Each of Derrida’s lectures began with a recitation of this gnomic trouvaille. (An English-language version of the lectures has been published as “The Politics of Friendship.”)
This “performative contradiction,” which Derrida and his followers have found so revealing, was not in fact uttered by Aristotle, who was too intelligent to spout such nonsense.
The mistaken ascription to Aristotle goes back to Diogenes Laertius’ “Lives of the Eminent Philosophers,” a compilation from the third century CE. In this text (V, 21-22), the saying goes as follows: “He who has friends can have no true friend.” This b.s. was ostensibly reported by one Favorinus.
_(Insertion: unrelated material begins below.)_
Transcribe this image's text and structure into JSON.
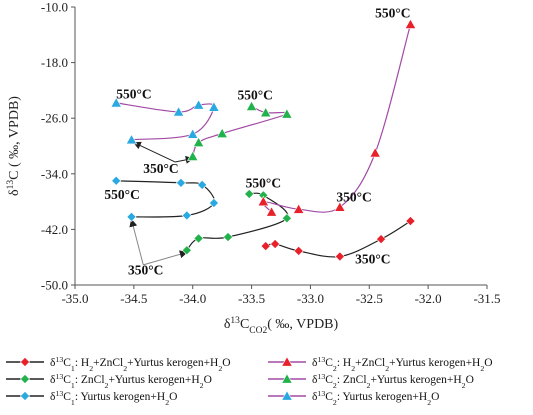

It is found, Diogenes tells us, in the seventh book of Aristotle’s Nicomachean Ethics. That citation is doubly misleading, for the remark seems to be a garbled rendering of a remark in the ninth book of the Nicomachean Ethics: “Those who have a great many friends and greet anyone familiarly are felt to be friends of nobody.” For his part, Aristotle is simply reporting this notion as conventional wisdom; he does not necessarily endorse it.
Empirically, the generalization could be true of some people: Ronald Reagan was said to know many people, but to have no true friends. Yet Bill Clinton appears to have lots of friends.
At all events, from Aristotle to Favorinus to Diogenes Laertius to Montaigne to Derrida, we witness a display of the phenomenon of “Chinese whispers,” alluding to the old parlor game in which a message is passed privately from one person to another, becoming distorted in the process.
To come back to Derrida, this supposedly profound quotation reveals a crucial flaw that is all-too-typical of that wayward magus. Working hastily and carelessly, he will commonly seize upon a garbled quotation, making it the centerpiece of his remarks. This touches on a broader problem of experimental writing in the manner of Gertrude Stein or James Joyce: is it creativity or carelessness?
At all events, the result may be startling. Yet in this case it is not philosophy, but Derri-dada. It may be, however, that the principle alluded to does apply to Derrida, a thinker so slippery and arbitrary that he could never be a true friend to anyone--certainly not to his readers.